Disabled Parking, Andrew Bynum and a teachable moment

by Michelle K. Wolf

July 20, 2011 | 1:14 pm

Los Angeles Lakers center Andrew Bynum

A small news item on LA Observed caught my attention this morning:
“Lakers Center Andrew Bynum was videotaped parking his BMW across two marked disabled spots at the Bristol Farms store in Westchester. Joel Grover of KNBC has posted stills from the video, which the stations says was shot by a parking enforcement official.” He was unfortunately,  not fined nor cited, which really pisses me off, since with a $14 million salary, the $353 fine would hardly be a financial hardship, and would have sent out a loud and clear signal that people who don’t have legitimate disabled placards shouldn’t park in disabled sports. Not ever. Even if you can rationalize it—“Um, these groceries are really heavy and I’m in a big fat rush to get to practice.”

We have had disabled parking placards for at least a decade for our son Danny, who has mild cerebral palsy. As we encourage him more and more to use his walker instead of his large-size stroller cum wheelchair, having access to the disabled spots becomes even more important to us in terms of mobility training and helping him to be independent. During his recent stay at Camp Ramah in Ojai, the camp put in a “curb cut” and laid down plywood to accomodate his mobility needs, which was truly heartwarming.

In general I find that most people are really good about observing the law and leaving the spaces open to those who really need them, but every now and again, there’s some jerk who decides he/she can’t be bothered to obey the law and be a good citizen. I don’t follow sports very closely (okay, hardly at all) but my friends who do tell me this isn’t the first time that Bynum has shown himself to be something less than a model citizen and display good sportsmanship.

Two suggestions for Mr.

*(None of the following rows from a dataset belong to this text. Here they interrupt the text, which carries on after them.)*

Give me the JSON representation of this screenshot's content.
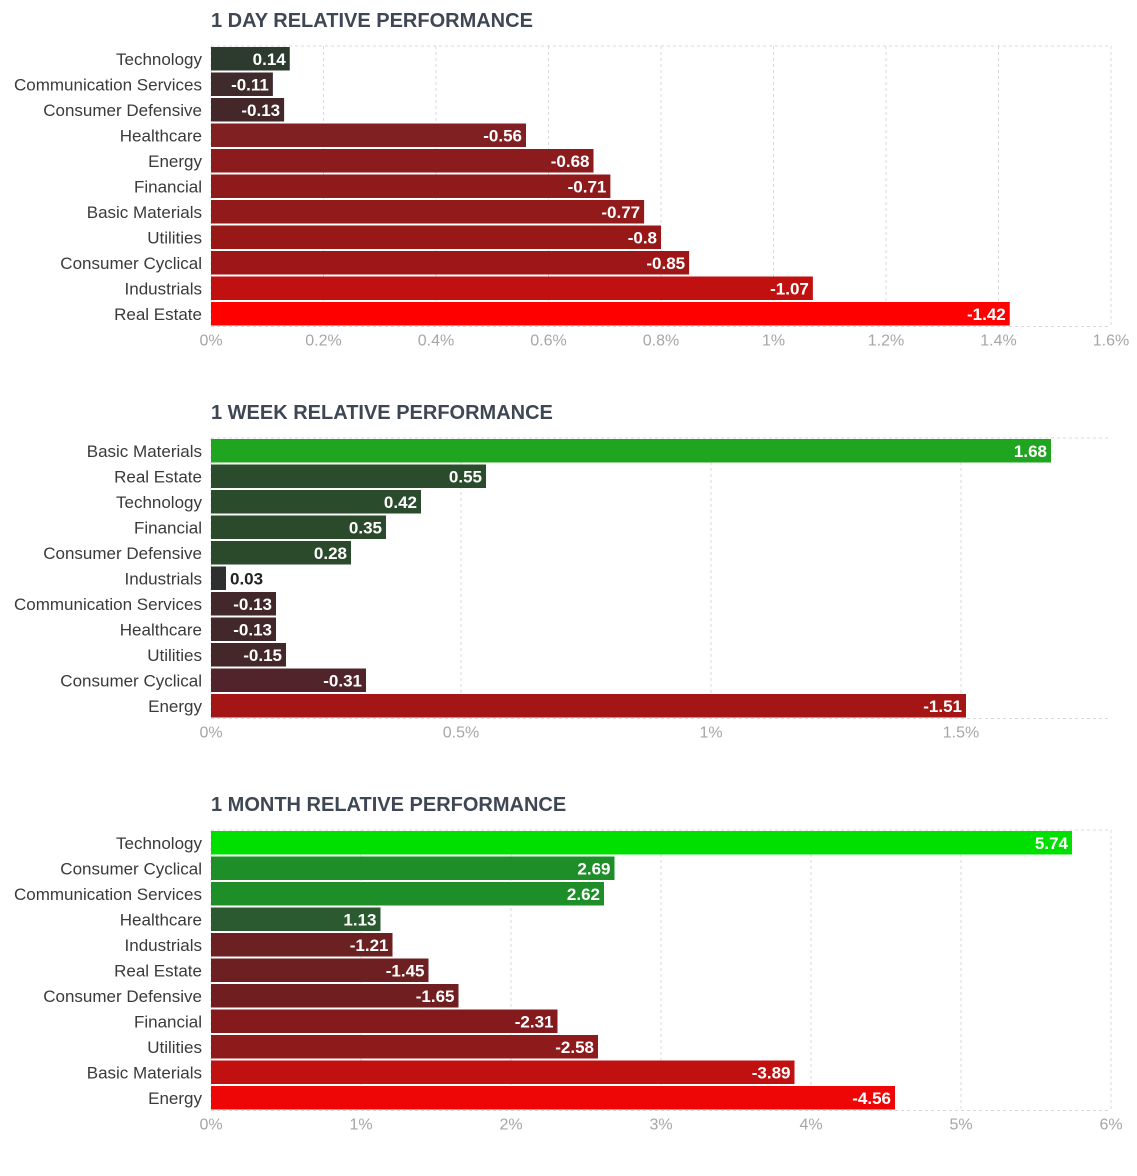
{
  "chart_data": [
    {
      "type": "bar",
      "orientation": "horizontal",
      "title": "1 DAY RELATIVE PERFORMANCE",
      "categories": [
        "Technology",
        "Communication Services",
        "Consumer Defensive",
        "Healthcare",
        "Energy",
        "Financial",
        "Basic Materials",
        "Utilities",
        "Consumer Cyclical",
        "Industrials",
        "Real Estate"
      ],
      "values": [
        0.14,
        -0.11,
        -0.13,
        -0.56,
        -0.68,
        -0.71,
        -0.77,
        -0.8,
        -0.85,
        -1.07,
        -1.42
      ],
      "value_labels": [
        "0.14",
        "-0.11",
        "-0.13",
        "-0.56",
        "-0.68",
        "-0.71",
        "-0.77",
        "-0.8",
        "-0.85",
        "-1.07",
        "-1.42"
      ],
      "bar_colors": [
        "#2c3b2d",
        "#3f2a2c",
        "#432729",
        "#802022",
        "#8b1b1d",
        "#8e1a1c",
        "#931a1b",
        "#981818",
        "#9e1617",
        "#c01010",
        "#ff0000"
      ],
      "xlim": [
        0,
        1.6
      ],
      "ticks": [
        0,
        0.2,
        0.4,
        0.6,
        0.8,
        1,
        1.2,
        1.4,
        1.6
      ],
      "tick_labels": [
        "0%",
        "0.2%",
        "0.4%",
        "0.6%",
        "0.8%",
        "1%",
        "1.2%",
        "1.4%",
        "1.6%"
      ],
      "grid": true
    },
    {
      "type": "bar",
      "orientation": "horizontal",
      "title": "1 WEEK RELATIVE PERFORMANCE",
      "categories": [
        "Basic Materials",
        "Real Estate",
        "Technology",
        "Financial",
        "Consumer Defensive",
        "Industrials",
        "Communication Services",
        "Healthcare",
        "Utilities",
        "Consumer Cyclical",
        "Energy"
      ],
      "values": [
        1.68,
        0.55,
        0.42,
        0.35,
        0.28,
        0.03,
        -0.13,
        -0.13,
        -0.15,
        -0.31,
        -1.51
      ],
      "value_labels": [
        "1.68",
        "0.55",
        "0.42",
        "0.35",
        "0.28",
        "0.03",
        "-0.13",
        "-0.13",
        "-0.15",
        "-0.31",
        "-1.51"
      ],
      "bar_colors": [
        "#1fa51f",
        "#2b4c2c",
        "#2b4c2c",
        "#2b4a2c",
        "#2b4a2c",
        "#2e302f",
        "#42282a",
        "#42282a",
        "#432729",
        "#50242a",
        "#a41515"
      ],
      "xlim": [
        0,
        1.8
      ],
      "ticks": [
        0,
        0.5,
        1,
        1.5
      ],
      "tick_labels": [
        "0%",
        "0.5%",
        "1%",
        "1.5%"
      ],
      "grid": true
    },
    {
      "type": "bar",
      "orientation": "horizontal",
      "title": "1 MONTH RELATIVE PERFORMANCE",
      "categories": [
        "Technology",
        "Consumer Cyclical",
        "Communication Services",
        "Healthcare",
        "Industrials",
        "Real Estate",
        "Consumer Defensive",
        "Financial",
        "Utilities",
        "Basic Materials",
        "Energy"
      ],
      "values": [
        5.74,
        2.69,
        2.62,
        1.13,
        -1.21,
        -1.45,
        -1.65,
        -2.31,
        -2.58,
        -3.89,
        -4.56
      ],
      "value_labels": [
        "5.74",
        "2.69",
        "2.62",
        "1.13",
        "-1.21",
        "-1.45",
        "-1.65",
        "-2.31",
        "-2.58",
        "-3.89",
        "-4.56"
      ],
      "bar_colors": [
        "#00e000",
        "#1e8f28",
        "#1e8f28",
        "#2b5a31",
        "#6b2022",
        "#6d1f21",
        "#711e20",
        "#851a1c",
        "#8e1a1c",
        "#c01010",
        "#ee0606"
      ],
      "xlim": [
        0,
        6
      ],
      "ticks": [
        0,
        1,
        2,
        3,
        4,
        5,
        6
      ],
      "tick_labels": [
        "0%",
        "1%",
        "2%",
        "3%",
        "4%",
        "5%",
        "6%"
      ],
      "grid": true
    }
  ]
}
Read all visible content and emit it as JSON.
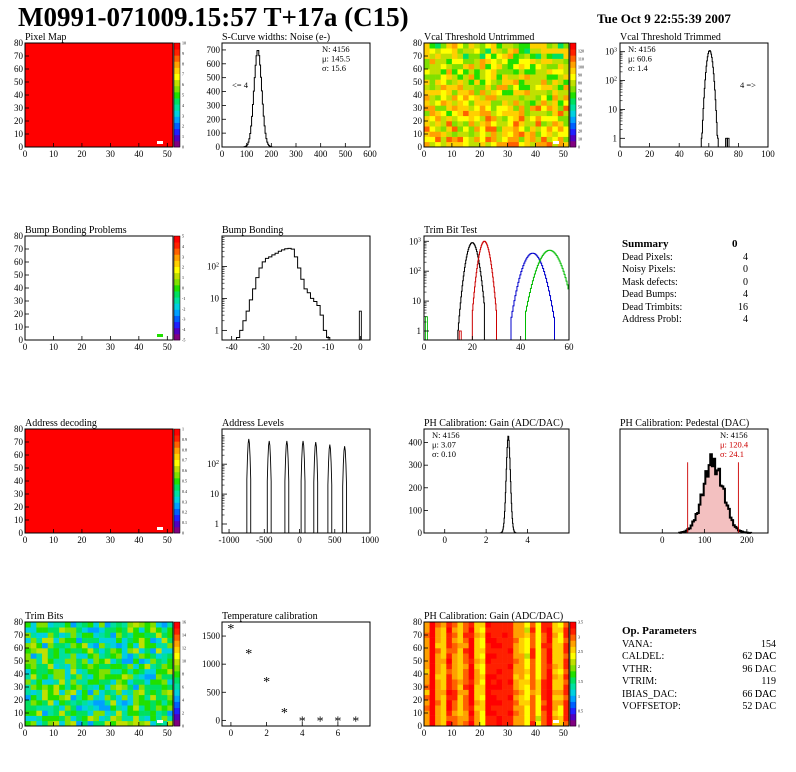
{
  "header": {
    "title": "M0991-071009.15:57 T+17a (C15)",
    "date": "Tue Oct  9 22:55:39 2007"
  },
  "summary": {
    "title": "Summary",
    "total": "0",
    "rows": [
      {
        "label": "Dead Pixels:",
        "value": "4"
      },
      {
        "label": "Noisy Pixels:",
        "value": "0"
      },
      {
        "label": "Mask defects:",
        "value": "0"
      },
      {
        "label": "Dead Bumps:",
        "value": "4"
      },
      {
        "label": "Dead Trimbits:",
        "value": "16"
      },
      {
        "label": "Address Probl:",
        "value": "4"
      }
    ]
  },
  "op_parameters": {
    "title": "Op. Parameters",
    "rows": [
      {
        "label": "VANA:",
        "value": "154 DAC"
      },
      {
        "label": "CALDEL:",
        "value": "62 DAC"
      },
      {
        "label": "VTHR:",
        "value": "96 DAC"
      },
      {
        "label": "VTRIM:",
        "value": "119 DAC"
      },
      {
        "label": "IBIAS_DAC:",
        "value": "66 DAC"
      },
      {
        "label": "VOFFSETOP:",
        "value": "52 DAC"
      }
    ]
  },
  "chart_data": [
    {
      "id": "pixel-map",
      "type": "heatmap",
      "title": "Pixel Map",
      "xlim": [
        0,
        52
      ],
      "ylim": [
        0,
        80
      ],
      "xticks": [
        0,
        10,
        20,
        30,
        40,
        50
      ],
      "yticks": [
        0,
        10,
        20,
        30,
        40,
        50,
        60,
        70,
        80
      ],
      "fill_color": "#ff0000",
      "colorbar": {
        "min": 0,
        "max": 10,
        "ticks": [
          0,
          1,
          2,
          3,
          4,
          5,
          6,
          7,
          8,
          9,
          10
        ]
      }
    },
    {
      "id": "scurve-noise",
      "type": "histogram",
      "title": "S-Curve widths: Noise (e-)",
      "xlim": [
        0,
        600
      ],
      "ylim": [
        0,
        750
      ],
      "xticks": [
        0,
        100,
        200,
        300,
        400,
        500,
        600
      ],
      "yticks": [
        0,
        100,
        200,
        300,
        400,
        500,
        600,
        700
      ],
      "stats": [
        "N: 4156",
        "μ: 145.5",
        "σ: 15.6"
      ],
      "annotation": "<= 4",
      "series": [
        {
          "color": "#000000",
          "mean": 145.5,
          "sigma": 15.6,
          "peak": 700,
          "x_from": 80,
          "x_to": 240
        }
      ]
    },
    {
      "id": "vcal-untrimmed",
      "type": "heatmap",
      "title": "Vcal Threshold Untrimmed",
      "xlim": [
        0,
        52
      ],
      "ylim": [
        0,
        80
      ],
      "xticks": [
        0,
        10,
        20,
        30,
        40,
        50
      ],
      "yticks": [
        0,
        10,
        20,
        30,
        40,
        50,
        60,
        70,
        80
      ],
      "colorbar": {
        "min": 0,
        "max": 130,
        "ticks": [
          0,
          10,
          20,
          30,
          40,
          50,
          60,
          70,
          80,
          90,
          100,
          110,
          120
        ]
      }
    },
    {
      "id": "vcal-trimmed",
      "type": "histogram",
      "title": "Vcal Threshold Trimmed",
      "log_y": true,
      "xlim": [
        0,
        100
      ],
      "ylim": [
        0.5,
        2000
      ],
      "xticks": [
        0,
        20,
        40,
        60,
        80,
        100
      ],
      "yticks_log": [
        1,
        10,
        100,
        1000
      ],
      "stats": [
        "N: 4156",
        "μ: 60.6",
        "σ:  1.4"
      ],
      "annotation": "4 =>",
      "series": [
        {
          "color": "#000000",
          "mean": 60.6,
          "sigma": 1.4,
          "peak": 1100,
          "x_from": 50,
          "x_to": 68
        }
      ],
      "extras": [
        {
          "x": 72,
          "y": 1
        },
        {
          "x": 73,
          "y": 1
        }
      ]
    },
    {
      "id": "bump-bonding-problems",
      "type": "heatmap",
      "title": "Bump Bonding Problems",
      "xlim": [
        0,
        52
      ],
      "ylim": [
        0,
        80
      ],
      "xticks": [
        0,
        10,
        20,
        30,
        40,
        50
      ],
      "yticks": [
        0,
        10,
        20,
        30,
        40,
        50,
        60,
        70,
        80
      ],
      "fill_color": "#ffffff",
      "colorbar": {
        "min": -5,
        "max": 5,
        "ticks": [
          -5,
          -4,
          -3,
          -2,
          -1,
          0,
          1,
          2,
          3,
          4,
          5
        ]
      }
    },
    {
      "id": "bump-bonding",
      "type": "histogram",
      "title": "Bump Bonding",
      "log_y": true,
      "xlim": [
        -43,
        3
      ],
      "ylim": [
        0.5,
        900
      ],
      "xticks": [
        -40,
        -30,
        -20,
        -10,
        0
      ],
      "yticks_log": [
        1,
        10,
        100
      ],
      "series": [
        {
          "color": "#000000",
          "x": [
            -38,
            -37,
            -36,
            -35,
            -34,
            -33,
            -32,
            -31,
            -30,
            -29,
            -28,
            -27,
            -26,
            -25,
            -24,
            -23,
            -22,
            -21,
            -20,
            -19,
            -18,
            -17,
            -16,
            -15,
            -14,
            -13,
            -12,
            -11,
            -10
          ],
          "y": [
            0.6,
            1,
            2,
            4,
            9,
            20,
            45,
            90,
            140,
            180,
            200,
            230,
            260,
            300,
            330,
            360,
            370,
            350,
            200,
            90,
            40,
            20,
            15,
            10,
            8,
            6,
            3,
            1,
            0.6
          ]
        }
      ],
      "extras": [
        {
          "x": 0,
          "y": 4
        }
      ]
    },
    {
      "id": "trim-bit-test",
      "type": "histogram",
      "title": "Trim Bit Test",
      "log_y": true,
      "xlim": [
        0,
        60
      ],
      "ylim": [
        0.5,
        1500
      ],
      "xticks": [
        0,
        20,
        40,
        60
      ],
      "yticks_log": [
        1,
        10,
        100,
        1000
      ],
      "series": [
        {
          "color": "#000000",
          "mean": 20,
          "sigma": 1.6,
          "peak": 900,
          "x_from": 14,
          "x_to": 25
        },
        {
          "color": "#cc0000",
          "mean": 25,
          "sigma": 1.5,
          "peak": 1000,
          "x_from": 20,
          "x_to": 30
        },
        {
          "color": "#0000cc",
          "mean": 45,
          "sigma": 2.8,
          "peak": 400,
          "x_from": 36,
          "x_to": 54
        },
        {
          "color": "#00bb00",
          "mean": 52,
          "sigma": 3.2,
          "peak": 500,
          "x_from": 42,
          "x_to": 60
        }
      ],
      "extras": [
        {
          "x": 1,
          "y": 3,
          "color": "#00bb00"
        },
        {
          "x": 15,
          "y": 1,
          "color": "#cc0000"
        }
      ]
    },
    {
      "id": "address-decoding",
      "type": "heatmap",
      "title": "Address decoding",
      "xlim": [
        0,
        52
      ],
      "ylim": [
        0,
        80
      ],
      "xticks": [
        0,
        10,
        20,
        30,
        40,
        50
      ],
      "yticks": [
        0,
        10,
        20,
        30,
        40,
        50,
        60,
        70,
        80
      ],
      "fill_color": "#ff0000",
      "colorbar": {
        "min": 0,
        "max": 1,
        "ticks": [
          0,
          0.1,
          0.2,
          0.3,
          0.4,
          0.5,
          0.6,
          0.7,
          0.8,
          0.9,
          1
        ]
      }
    },
    {
      "id": "address-levels",
      "type": "histogram",
      "title": "Address Levels",
      "log_y": true,
      "xlim": [
        -1100,
        1000
      ],
      "ylim": [
        0.5,
        1500
      ],
      "xticks": [
        -1000,
        -500,
        0,
        500,
        1000
      ],
      "yticks_log": [
        1,
        10,
        100
      ],
      "series": [
        {
          "color": "#000000",
          "peaks": [
            -720,
            -430,
            -180,
            50,
            230,
            430,
            640
          ],
          "heights": [
            700,
            600,
            600,
            600,
            550,
            450,
            400
          ],
          "width": 55
        }
      ]
    },
    {
      "id": "ph-gain",
      "type": "histogram",
      "title": "PH Calibration: Gain (ADC/DAC)",
      "xlim": [
        -1,
        6
      ],
      "ylim": [
        0,
        460
      ],
      "xticks": [
        0,
        2,
        4
      ],
      "yticks": [
        0,
        100,
        200,
        300,
        400
      ],
      "stats": [
        "N: 4156",
        "μ: 3.07",
        "σ: 0.10"
      ],
      "series": [
        {
          "color": "#000000",
          "mean": 3.07,
          "sigma": 0.1,
          "peak": 430,
          "x_from": 2.6,
          "x_to": 3.5
        }
      ]
    },
    {
      "id": "ph-pedestal",
      "type": "histogram",
      "title": "PH Calibration: Pedestal (DAC)",
      "xlim": [
        -100,
        250
      ],
      "ylim": [
        0,
        1.45
      ],
      "xticks": [
        0,
        100,
        200
      ],
      "yticks": [],
      "stats": [
        "N: 4156",
        "μ: 120.4",
        "σ: 24.1"
      ],
      "series": [
        {
          "color": "#000000",
          "mean": 120.4,
          "sigma": 24.1,
          "peak": 1,
          "x_from": 40,
          "x_to": 210
        }
      ],
      "red_lines": [
        60,
        180
      ]
    },
    {
      "id": "trim-bits",
      "type": "heatmap",
      "title": "Trim Bits",
      "xlim": [
        0,
        52
      ],
      "ylim": [
        0,
        80
      ],
      "xticks": [
        0,
        10,
        20,
        30,
        40,
        50
      ],
      "yticks": [
        0,
        10,
        20,
        30,
        40,
        50,
        60,
        70,
        80
      ],
      "colorbar": {
        "min": 0,
        "max": 16,
        "ticks": [
          0,
          2,
          4,
          6,
          8,
          10,
          12,
          14,
          16
        ]
      }
    },
    {
      "id": "temperature-calibration",
      "type": "scatter",
      "title": "Temperature calibration",
      "xlim": [
        -0.5,
        7.8
      ],
      "ylim": [
        -100,
        1750
      ],
      "xticks": [
        0,
        2,
        4,
        6
      ],
      "yticks": [
        0,
        500,
        1000,
        1500
      ],
      "marker": "*",
      "x": [
        0,
        1,
        2,
        3,
        4,
        5,
        6,
        7
      ],
      "y": [
        1640,
        1200,
        700,
        150,
        0,
        0,
        0,
        0
      ]
    },
    {
      "id": "ph-gain-map",
      "type": "heatmap",
      "title": "PH Calibration: Gain (ADC/DAC)",
      "xlim": [
        0,
        52
      ],
      "ylim": [
        0,
        80
      ],
      "xticks": [
        0,
        10,
        20,
        30,
        40,
        50
      ],
      "yticks": [
        0,
        10,
        20,
        30,
        40,
        50,
        60,
        70,
        80
      ],
      "colorbar": {
        "min": 0,
        "max": 3.5,
        "ticks": [
          0,
          0.5,
          1,
          1.5,
          2,
          2.5,
          3,
          3.5
        ]
      }
    }
  ]
}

Bynum’s T’shuvah, or repentence, regardless of not getting fined:
1) Make a donation to a local charity that helps people with physical disabilities
2) Spend some time with someone in a wheelchair or a walker and experience life from their perspective, as did Yankees Manager Joe Giradi when as part of Yankees HOPE week of community service, he surprised an elderly blind Yankee fan and came to the stadium with her and her guide dog along her usual route—2.5 hours of train, subway and sidewalk.

Now that’s what I call walking the walk.